One such technique is presented in the paper “Patch Fusion: An End-to-End Tile-Based Framework for High-Resolution Monocular Metric Depth Estimation,” published on December 4, 2023, by King Abdullah University of Science and Technology [01:13:52].

Core Idea

The fundamental concept behind Patch Fusion is to take a high-resolution input image, such as a 4K image from a game engine, and divide it into multiple overlapping patches [01:14:19]. A monocular depth estimation model then predicts the depth for each of these patches independently [01:14:28]. This allows for very fine details to be captured within each patch [01:14:56].

Challenges and Solutions

A significant challenge with this patch-wise approach is the lack of global information, which leads to inconsistent depth predictions, particularly at the boundaries where patches meet [01:15:08]. The paper addresses this by:

  • Applying an overlap in the patches [01:15:22].
  • Hardcoding the patches and their overlaps [01:15:38].
  • Employing “consistency-aware training” to ensure that overlapping regions have consistent depth values, effectively stitching the patches together [01:15:17].

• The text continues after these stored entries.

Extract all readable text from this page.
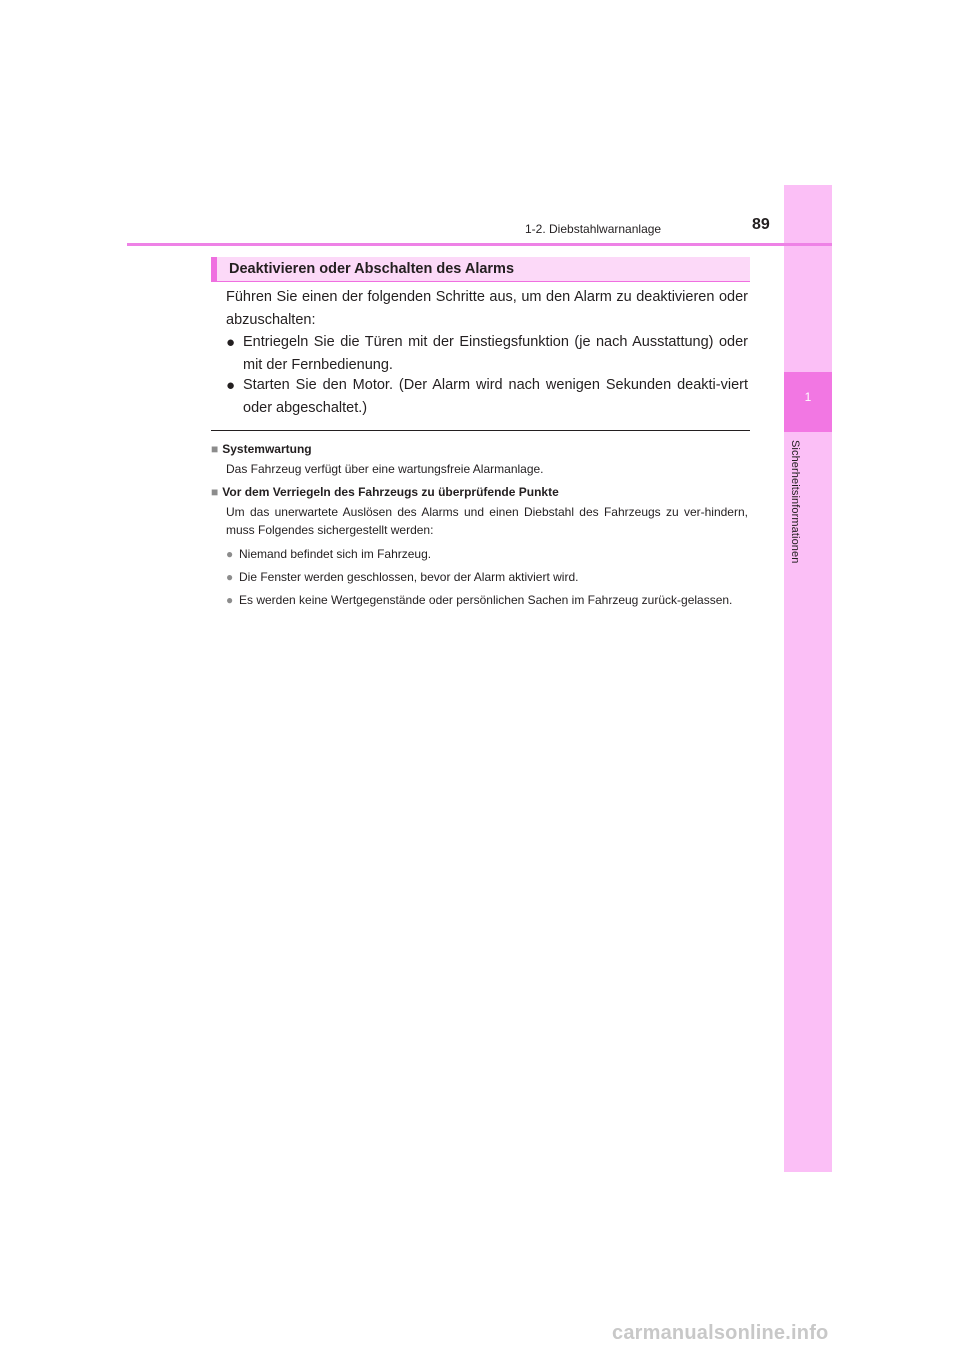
1
Sicherheitsinformationen
1-2. Diebstahlwarnanlage	89
Deaktivieren oder Abschalten des Alarms
Führen Sie einen der folgenden Schritte aus, um den Alarm zu deaktivieren oder abzuschalten:
● Entriegeln Sie die Türen mit der Einstiegsfunktion (je nach Ausstattung) oder mit der Fernbedienung.
● Starten Sie den Motor. (Der Alarm wird nach wenigen Sekunden deakti-viert oder abgeschaltet.)
■ Systemwartung
Das Fahrzeug verfügt über eine wartungsfreie Alarmanlage.
■ Vor dem Verriegeln des Fahrzeugs zu überprüfende Punkte
Um das unerwartete Auslösen des Alarms und einen Diebstahl des Fahrzeugs zu ver-hindern, muss Folgendes sichergestellt werden:
● Niemand befindet sich im Fahrzeug.
● Die Fenster werden geschlossen, bevor der Alarm aktiviert wird.
● Es werden keine Wertgegenstände oder persönlichen Sachen im Fahrzeug zurück-gelassen.
carmanualsonline.info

This method achieves highly detailed results, as it effectively processes the image as many smaller, individual images [01:16:13].

Training Data and Architecture

Patch Fusion primarily uses synthetic data sets like Unreal Stereo 4K and MVS Synth, which provide perfect ground truth depth because they originate from game engines [01:19:38].

However, the architecture and training approach used in Patch Fusion have been criticized:

  • It trains models from scratch [01:17:28].
  • It utilizes older Convolutional Neural Networks (CNNs or convnets) [01:17:51].
  • It employs three separate networks: a coarse network for the full image, a fine network for individual patches, and a combined guided fusion network to merge them [01:17:31].

Some consider this approach to be “cheating” because it relies on processing smaller, easier-to-detail patches rather than a holistic understanding of the scene [01:16:16].

Comparison with Holistic Depth Estimation

In contrast to Patch Fusion, the Marigold paper (also from December 2023) approaches monocular depth estimation using diffusion models by taking the entire image, compressing it into a latent space, and then denoising within that latent space to magically infer the depth [01:16:23].

The core idea of combining patch-based processing with advanced models like Marigold is seen as a promising direction for future research, potentially leading to state-of-the-art monocular depth estimation results by leveraging the benefits of both approaches [01:18:50].

Implications for Depth Sensing Hardware

The advancements in monocular depth estimation have significant implications for the market of specialized depth sensors like Lidar and structured light sensors. These traditional sensors often suffer from inherent issues:

  • Missing depth values due to physical constraints of the capture rig or sensor properties [01:47:20].
  • Noise and artifacts caused by reflective surfaces or shadowing effects [01:48:45].
  • Sensitivity to material properties of the scene [01:48:57].

As AI models become capable of producing depth maps of superior quality to those from physical sensors, the need for expensive and cumbersome depth sensors may diminish [01:07:06]. A simple cell phone camera combined with these advanced models could provide sufficient depth information, making dedicated depth sensors obsolete in many applications like autonomous driving and robotics [01:07:56]. While inference speed remains a limitation for real-time applications like autonomous vehicles [01:10:42], the rapid progress in diffusion models, such as latent consistency models (LCMs), suggests that this hurdle may soon be overcome [01:42:41].